Ellada was the first woman who died of severe head and heart injuries in the town of Martuni, located in Nagorno-Karabakh (Armenian: Artsakh). She was killed on September 27, 2020, the first day of the war. The same day, Lusine’s niece Victoria was also killed by the drone’s attack. People in Martuni who were eyewitnesses of this terrible incident remember it with excruciating pain, sorrow, and horror.

Lusine lived with her husband and four minor children in Jabrayil (Armenian: Jrakan or Mekhakavan) city for 15 years. This location is on the very edge of the border between Nagorno-Karabakh and Azerbaijan, which considers this region one of those “occupied” by Armenian forces since August 1993.

When Azerbaijan (supported by Turkey) initiated the latest war, Lusine and her family rushed to Yerevan, the capital of Armenia, leaving behind their property and belongings.
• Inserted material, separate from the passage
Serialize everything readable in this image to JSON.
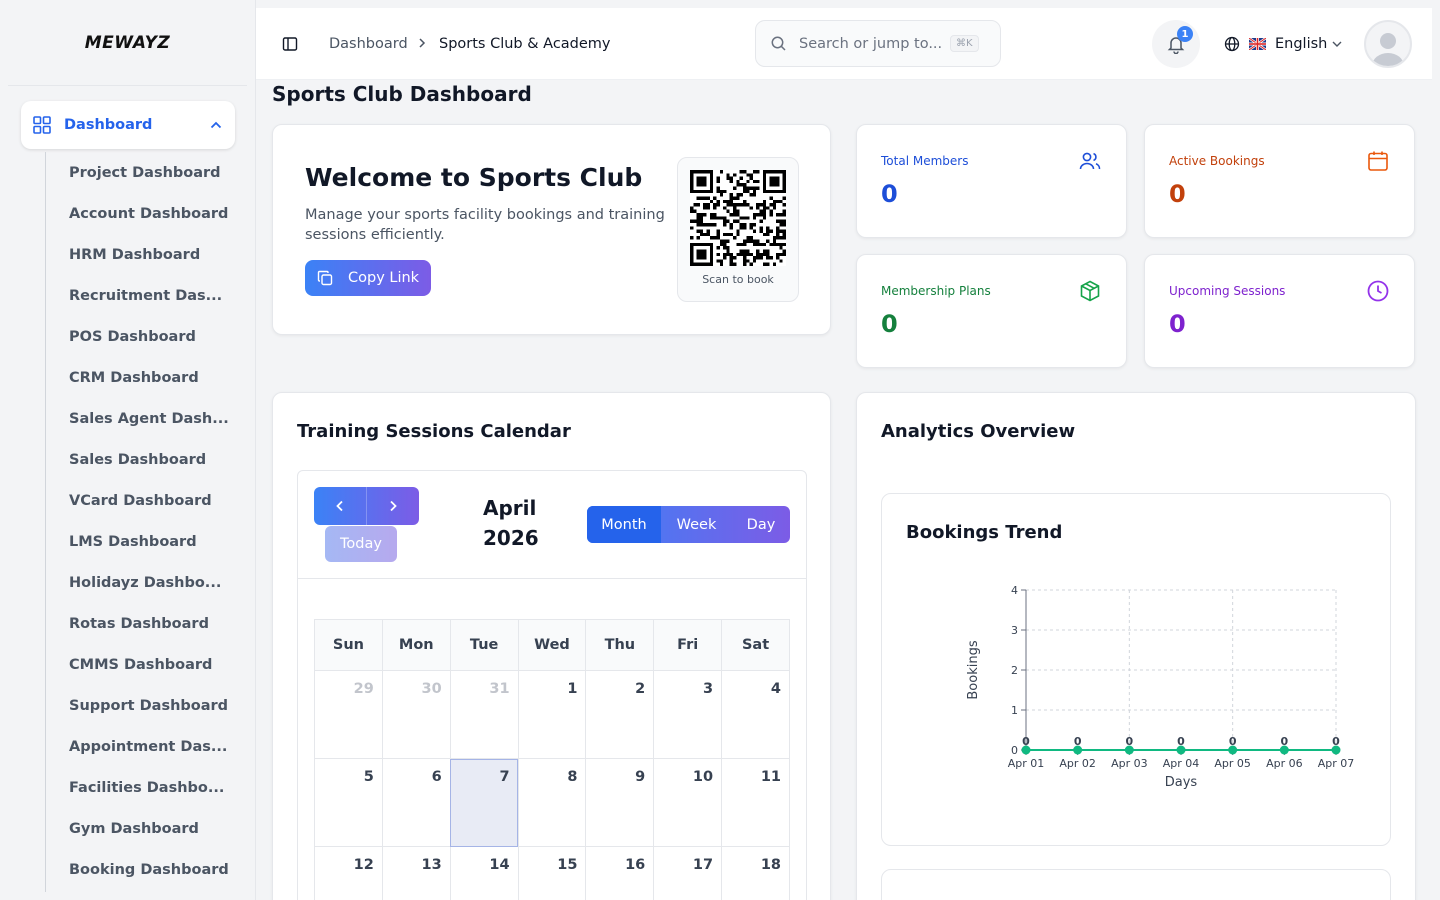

Lusine’s husband serves in the military. He was one of those defending his homeland from the aggressors until the last minute. “We literally were among the last few families who left the city before the enemy took over the place. The Azerbaijani strikes were intensive and so strong that we did not even manage to take the children’s clothes or any other useful goods with us; we hardly saved ourselves. Azerbaijani military forces entered Jabrayil. Half an hour later, we escaped by car. They even shot our vehicle from behind very badly. Now when I remember that horrific day, I think we survived by a miracle,” says Lusine.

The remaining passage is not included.